Suppose you are given a string s of length n consisting of lowercase English letters. You need to compress it using the smallest possible number of coins.
To compress the string, you have to represent s as a concatenation of several non-empty strings: s=t1t2…tk. The i-th of these strings should be encoded with one of the two ways:
if |ti|=1, meaning that the current string consists of a single character, you can encode it paying a coins;
if ti is a substring of t1t2…ti−1, then you can encode it paying b coins.

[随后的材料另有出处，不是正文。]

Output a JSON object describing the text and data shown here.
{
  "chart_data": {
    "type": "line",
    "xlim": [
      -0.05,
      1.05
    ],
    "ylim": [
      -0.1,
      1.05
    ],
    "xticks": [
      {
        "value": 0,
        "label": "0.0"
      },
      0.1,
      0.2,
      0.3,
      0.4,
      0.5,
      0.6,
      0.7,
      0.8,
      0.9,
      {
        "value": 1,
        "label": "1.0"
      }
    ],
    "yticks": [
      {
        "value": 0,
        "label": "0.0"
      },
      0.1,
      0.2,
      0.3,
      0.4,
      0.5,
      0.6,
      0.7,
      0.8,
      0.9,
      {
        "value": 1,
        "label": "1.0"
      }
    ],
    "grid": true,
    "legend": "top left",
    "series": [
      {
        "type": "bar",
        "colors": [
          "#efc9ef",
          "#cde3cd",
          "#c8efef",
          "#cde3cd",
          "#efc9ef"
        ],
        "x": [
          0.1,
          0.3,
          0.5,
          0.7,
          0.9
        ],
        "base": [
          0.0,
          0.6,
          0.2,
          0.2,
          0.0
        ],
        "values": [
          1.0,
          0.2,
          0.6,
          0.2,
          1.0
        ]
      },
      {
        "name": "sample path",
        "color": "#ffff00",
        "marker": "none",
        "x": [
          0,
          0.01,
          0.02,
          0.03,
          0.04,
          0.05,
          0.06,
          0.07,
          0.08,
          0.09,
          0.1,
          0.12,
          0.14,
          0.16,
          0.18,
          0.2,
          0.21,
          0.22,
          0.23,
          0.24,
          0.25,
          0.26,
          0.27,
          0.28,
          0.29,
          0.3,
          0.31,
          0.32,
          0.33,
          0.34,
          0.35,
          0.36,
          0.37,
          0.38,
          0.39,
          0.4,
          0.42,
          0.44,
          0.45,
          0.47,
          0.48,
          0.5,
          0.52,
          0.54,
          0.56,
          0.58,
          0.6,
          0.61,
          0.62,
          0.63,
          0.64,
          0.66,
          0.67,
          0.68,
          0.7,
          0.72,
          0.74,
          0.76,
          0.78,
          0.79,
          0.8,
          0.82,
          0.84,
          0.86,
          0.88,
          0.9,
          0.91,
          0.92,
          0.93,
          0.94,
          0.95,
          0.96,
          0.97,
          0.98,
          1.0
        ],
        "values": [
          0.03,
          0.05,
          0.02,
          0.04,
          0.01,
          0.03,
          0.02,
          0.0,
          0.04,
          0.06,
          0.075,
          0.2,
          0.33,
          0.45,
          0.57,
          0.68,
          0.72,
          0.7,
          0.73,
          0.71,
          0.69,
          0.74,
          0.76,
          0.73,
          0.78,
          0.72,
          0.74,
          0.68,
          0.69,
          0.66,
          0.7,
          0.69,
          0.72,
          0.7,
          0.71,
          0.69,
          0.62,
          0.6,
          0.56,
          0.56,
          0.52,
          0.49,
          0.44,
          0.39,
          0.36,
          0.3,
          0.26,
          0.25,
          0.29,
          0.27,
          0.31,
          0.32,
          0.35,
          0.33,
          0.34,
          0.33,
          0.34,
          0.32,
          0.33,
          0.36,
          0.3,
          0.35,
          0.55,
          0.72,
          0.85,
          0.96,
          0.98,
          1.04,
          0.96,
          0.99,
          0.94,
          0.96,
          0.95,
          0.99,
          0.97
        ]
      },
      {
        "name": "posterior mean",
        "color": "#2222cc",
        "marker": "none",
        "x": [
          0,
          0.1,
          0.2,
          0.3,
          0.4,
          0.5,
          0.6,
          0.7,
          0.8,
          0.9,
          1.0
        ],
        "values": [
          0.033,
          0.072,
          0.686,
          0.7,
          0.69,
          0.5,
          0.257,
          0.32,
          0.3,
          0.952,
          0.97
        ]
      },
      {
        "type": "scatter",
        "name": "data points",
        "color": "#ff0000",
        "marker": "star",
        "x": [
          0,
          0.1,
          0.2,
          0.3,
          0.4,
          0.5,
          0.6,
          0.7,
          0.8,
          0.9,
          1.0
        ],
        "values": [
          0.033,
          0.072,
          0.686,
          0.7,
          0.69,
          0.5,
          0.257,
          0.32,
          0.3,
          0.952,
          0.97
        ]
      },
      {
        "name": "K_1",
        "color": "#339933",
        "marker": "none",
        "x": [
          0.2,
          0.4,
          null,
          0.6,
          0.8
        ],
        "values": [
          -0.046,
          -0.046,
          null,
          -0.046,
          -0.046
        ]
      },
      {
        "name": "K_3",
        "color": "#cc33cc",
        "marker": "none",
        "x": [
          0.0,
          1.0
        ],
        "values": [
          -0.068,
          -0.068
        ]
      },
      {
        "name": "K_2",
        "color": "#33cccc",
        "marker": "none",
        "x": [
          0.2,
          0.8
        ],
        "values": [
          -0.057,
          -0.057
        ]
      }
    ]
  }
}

A string x is a substring of a string y if x can be obtained from y by deletion of several (possibly, zero or all) characters from the beginning and several (possibly, zero or all) characters from the end.
So your task is to calculate the minimum possible number of coins you need to spend in order to compress the given string s.
Input
The first line contains three positive integers, separated by spaces: n, a and b (1≤n,a,b≤5000) — the length of the string, the cost to compress a one-character string and the cost to compress a string that appeared before.

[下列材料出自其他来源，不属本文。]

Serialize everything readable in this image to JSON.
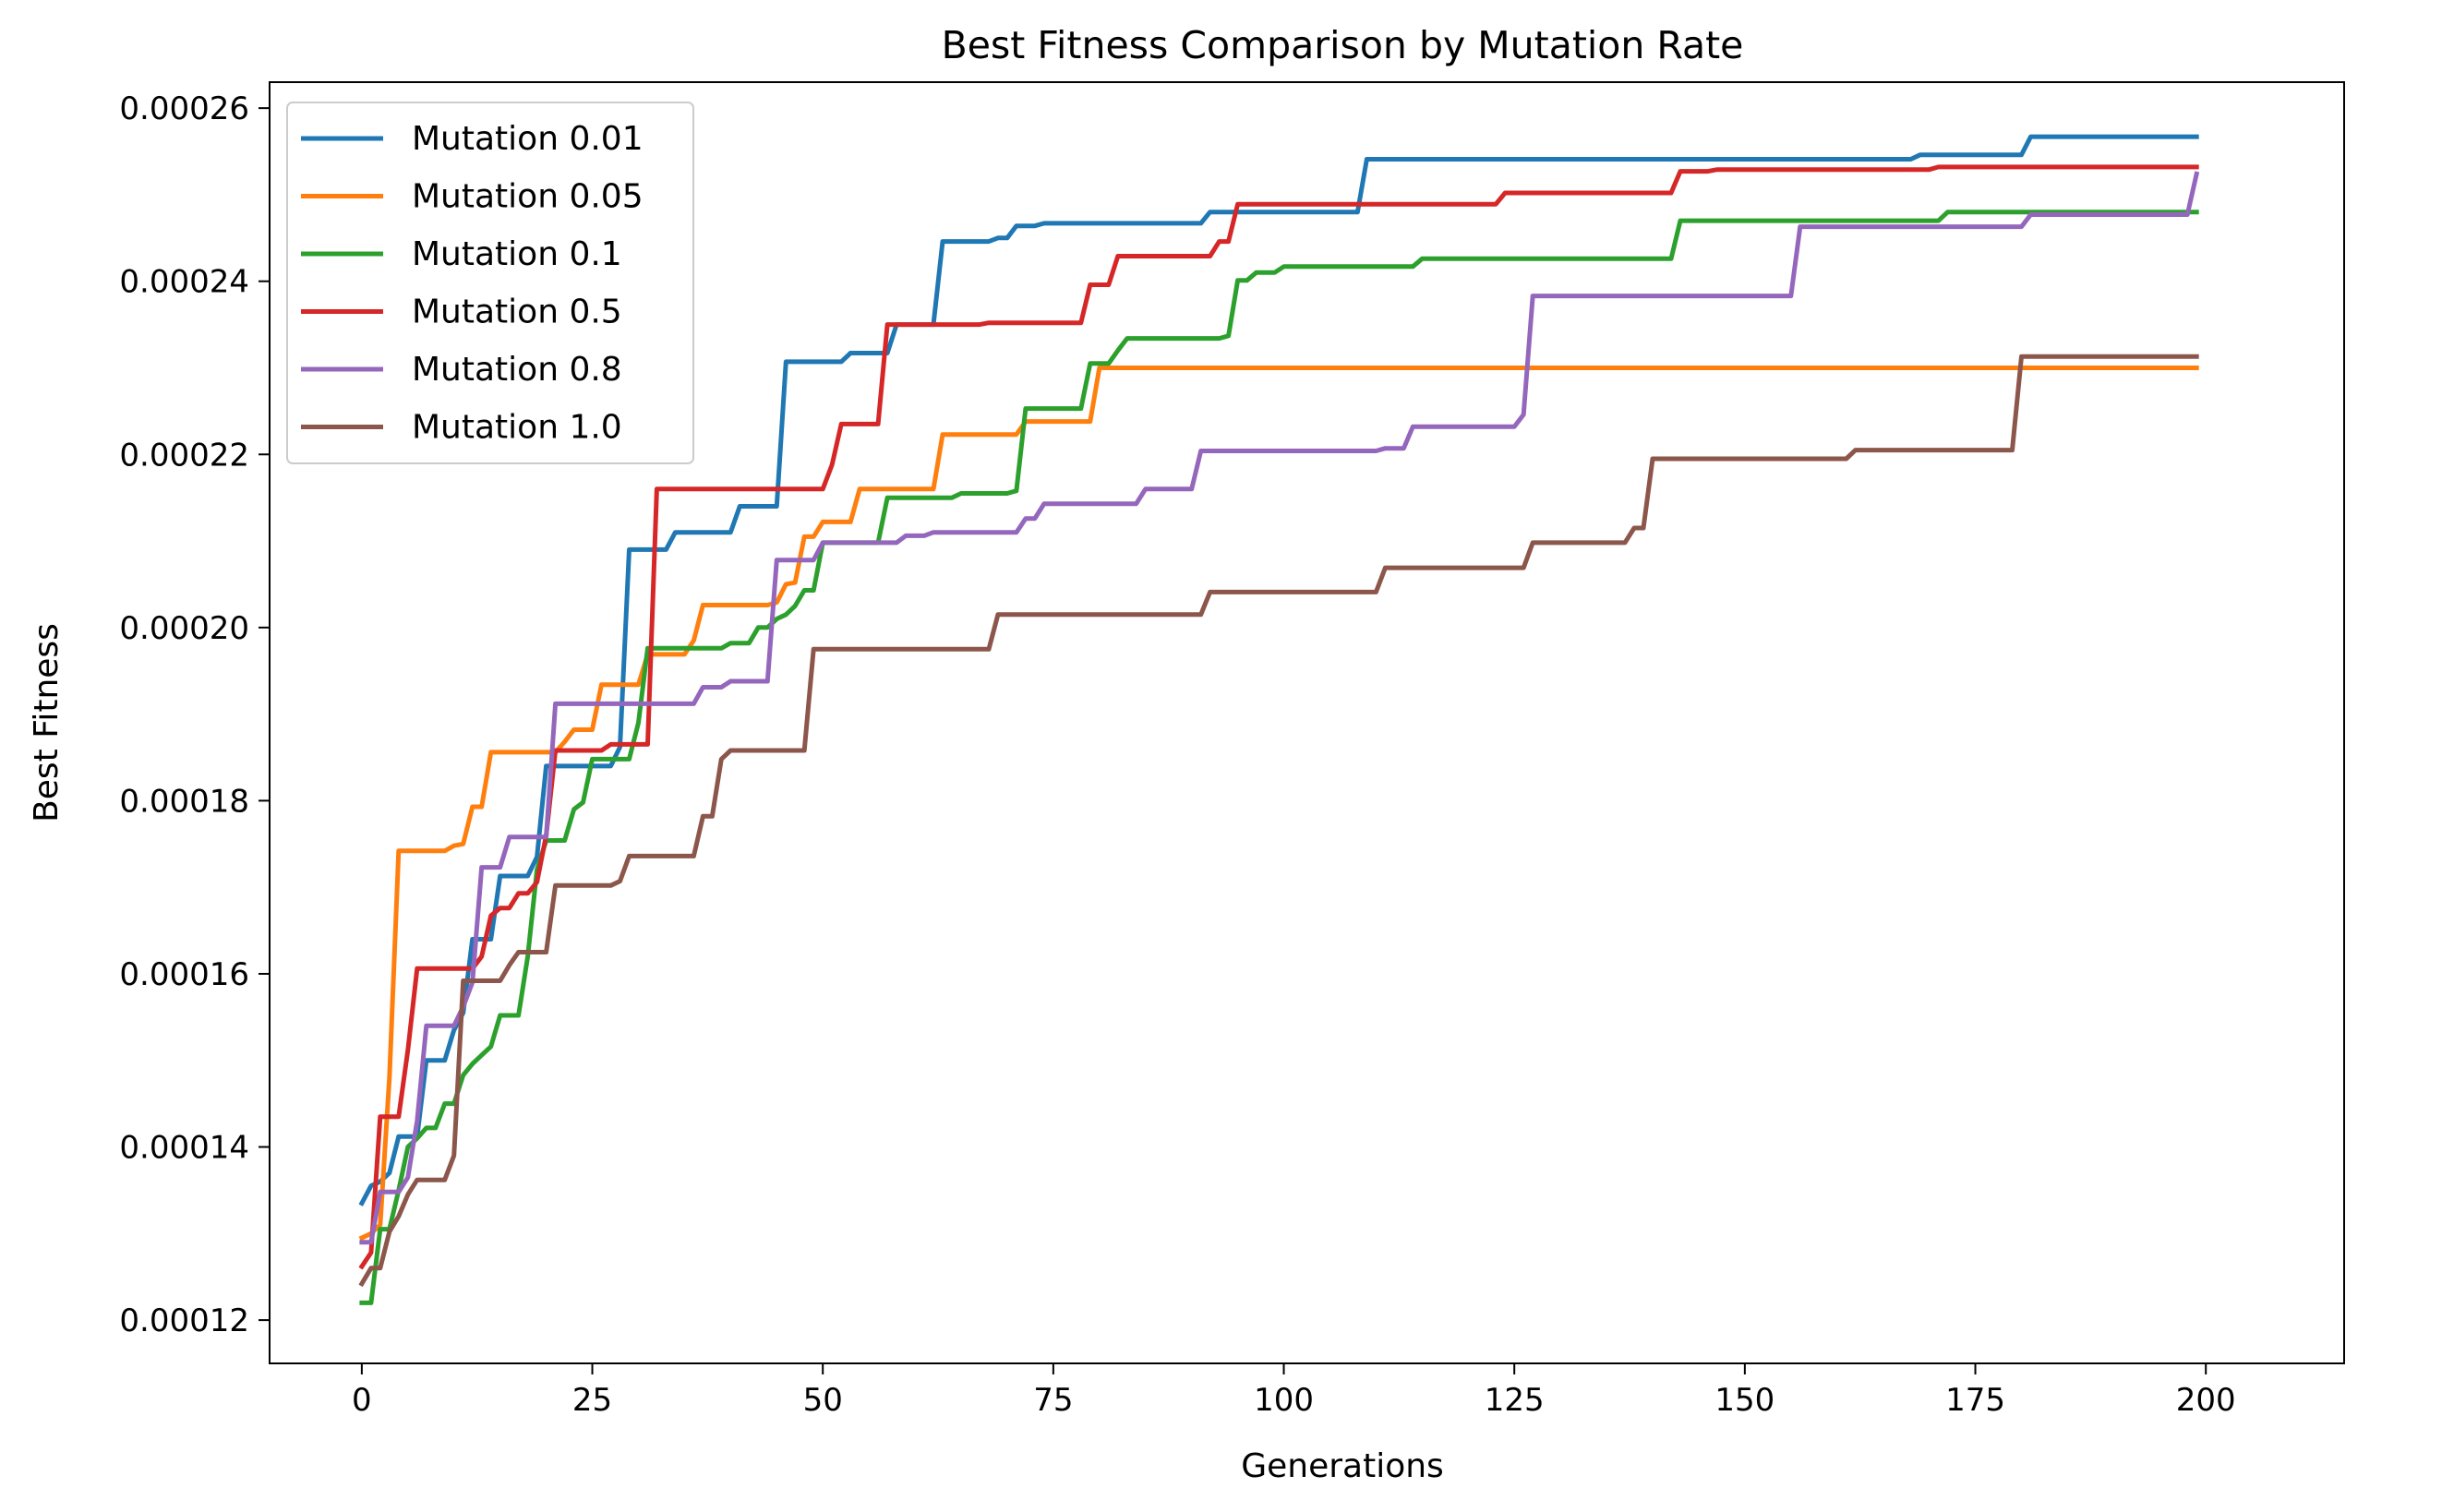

The second line contains a single string s, consisting of n lowercase English letters.
Output
Output a single integer — the smallest possible number of coins you need to spend to compress s.
Examples
inputCopy
3 3 1
aba
outputCopy
7
inputCopy
4 1 1
abcd
outputCopy
4
inputCopy
4 10 1
aaaa
outputCopy
12
Note
In the first sample case, you can set t1= ‘a’, t2= ‘b’, t3= ‘a’ and pay 3+3+1=7 coins, since t3 is a substring of t1t2.
In the second sample, you just need to compress every character by itself.

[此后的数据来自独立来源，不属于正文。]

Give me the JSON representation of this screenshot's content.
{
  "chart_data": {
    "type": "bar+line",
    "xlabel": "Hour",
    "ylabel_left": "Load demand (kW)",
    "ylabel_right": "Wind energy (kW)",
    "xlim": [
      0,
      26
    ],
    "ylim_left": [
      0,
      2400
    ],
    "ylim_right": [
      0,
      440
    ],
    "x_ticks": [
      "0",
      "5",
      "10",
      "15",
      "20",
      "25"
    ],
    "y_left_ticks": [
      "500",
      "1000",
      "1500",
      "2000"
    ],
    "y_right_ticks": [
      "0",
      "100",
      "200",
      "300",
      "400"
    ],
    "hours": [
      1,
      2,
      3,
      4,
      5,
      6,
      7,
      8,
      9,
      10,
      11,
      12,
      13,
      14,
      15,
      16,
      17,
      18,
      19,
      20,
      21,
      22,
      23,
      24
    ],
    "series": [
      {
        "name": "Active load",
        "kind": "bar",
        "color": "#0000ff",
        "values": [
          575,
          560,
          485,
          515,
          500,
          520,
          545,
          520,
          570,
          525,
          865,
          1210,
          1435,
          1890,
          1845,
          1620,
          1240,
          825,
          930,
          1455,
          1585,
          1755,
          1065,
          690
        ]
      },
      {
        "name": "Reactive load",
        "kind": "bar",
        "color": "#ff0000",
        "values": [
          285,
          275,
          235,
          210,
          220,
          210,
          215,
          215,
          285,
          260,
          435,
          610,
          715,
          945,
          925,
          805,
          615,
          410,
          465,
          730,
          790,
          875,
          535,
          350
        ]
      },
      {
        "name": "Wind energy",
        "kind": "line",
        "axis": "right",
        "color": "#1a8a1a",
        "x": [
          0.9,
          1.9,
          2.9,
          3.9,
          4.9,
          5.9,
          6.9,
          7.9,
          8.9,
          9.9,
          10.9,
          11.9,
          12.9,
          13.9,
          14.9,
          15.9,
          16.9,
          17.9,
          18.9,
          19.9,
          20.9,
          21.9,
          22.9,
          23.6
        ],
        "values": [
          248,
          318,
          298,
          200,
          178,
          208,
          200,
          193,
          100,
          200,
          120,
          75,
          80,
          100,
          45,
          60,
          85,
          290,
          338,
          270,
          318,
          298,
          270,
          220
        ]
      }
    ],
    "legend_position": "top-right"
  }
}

In the third sample, you set t1=t2= ‘a’, t3= ‘aa’ and pay 10+1+1=12 coins, since t2 is a substring of t1 and t3 is a substring of t1t2.
题意:
给你一个字符串,让你压缩这个字符串,如果你选择的字符长度为1并且这个字符之前没出现过相同的字符,压缩代价为a,如果你选择的字符长度任意,且在这个字符串之前出现过相同的字符串,那么压缩代价可以为b,问你将所有字符压缩的最小代价
题解:
这道题目做的方法很多,lcs,后缀数组等,我用的是字符串hash+dp,但是这种方法不好,很容易t,用map存字符串会mle,那么只能用字符串hash,这里总共有不多于3e6个字符串,那么模1e9+7就有很大几率会重,所以我用unsigned long long 来让他自然溢出。首先我们处理出所有的字符串,按照hash值,出现的位置排序,unique由于保留的是第一个,所以留下来的位置就是最小的那个位置。cal函数表示的是处理出这一段(不包括sta)的哈希值,因为这道题需要从后往前哈希,所以sta和fin换了个位置。然后我们for一遍n,对于每个位置看看最长能从前面哪里转移过来,就是说在之前的位置最长出现的字符串的长度是多少。这里有一个优化,如果暴力for长度的话是过不了的。我建一个表示位置的值l,我们每次都找l与i之间的字符串是否出现过(不包括l),如果没有l++,为什么这个是正确的?因为如果l到i这一段没有出现过了,那么之后的在家上来就更不可能出现过。
时间复杂度:nnlog
#include<stdio.h>
#include<algorithm>
#include<math.h>
using namespace std;
#define ll unsigned long long
const int N=5e3+5;
struct node
{
ll h;
int pos;
node(){}
node(ll h,int pos):h(h),pos(pos){}
bool operator< (const node& a)const
{
if(h!=a.h)
return h<a.h;
return pos<a.pos;
}
bool operator== (const node& a)const
{
return h==a.h;
}
}mp[N*N/2];
char s[N];
int cha[N];
ll has;
ll maxn=9223372036854775807*2+1;
ll hh[N],p[N],dp[N];
ll cal(int fin,int sta)
{
return maxn-hh[sta]*p[sta-fin]+hh[fin]+1;
}
int main()
{
int n,a,b;
scanf("%d%d%d",&n,&a,&b);
scanf("%s",s+1);
p[0]=1;
for(int i=1;i<=n;i++)
cha[i]=s[i]-'a'+28,p[i]=p[i-1]*37;
for(int i=n;i>=1;i--)
hh[i]=hh[i+1]*37+cha[i];
int all=0,pos;
for(int i=1;i<=n;i++)
{
has=0;
for(int j=i;j>=1;j--)
{
has=has*37+cha[j];
mp[++all].h=has,mp[all].pos=i;
}
}
sort(mp+1,mp+1+all);
all=unique(mp+1,mp+1+all)-mp-1;
dp[1]=a;
int l=1;
for(int i=2;i<=n;i++)
{
dp[i]=dp[i-1]+a;
pos=lower_bound(mp+1,mp+1+all,node(cha[i],0))-mp;
if(mp[pos].pos<i)
dp[i]=min(dp[i],dp[i-1]+b);
has=cal(l+1,i+1);
pos=lower_bound(mp+1,mp+1+all,node(has,0))-mp;
while(mp[pos].pos>l&&l<i)
l++,has=cal(l+1,i+1),pos=lower_bound(mp+1,mp+1+all,node(has,0))-mp;
if(l<i)
dp[i]=min(dp[i],dp[l]+b);
}
printf("%llu\n",dp[n]);
return 0;
}
大神解法:
这个就是刚才说的lcs,lcs[i][j]表示以i为结束时,以j为结束的两个字符串的最长相同长度,如果i和j相等,那么就是i-1,j-1 +1,否则就是0不过也有可能会出现bbbbb,两个长度为3的交在一起的情况,那么就要从i-lcs[i][j],j中取最大值
#include<bits/stdc++.h>
using namespace std;
int f[5010],lcs[5010][5010];
int n,a,b;string s;
int main()
{
cin>>n>>a>>b>>s;s="P"+s;
for(int i=1;i<=n;i++)
{
f[i]=f[i-1]+a;
for(int j=1;j<i;j++)
{
lcs[i][j]=(s[i]==s[j])?lcs[i-1][j-1]+1:0;
f[i]=min(f[i],f[max(j,i-lcs[i][j])]+b);
}
}
printf("%d",f[n]);return 0;
}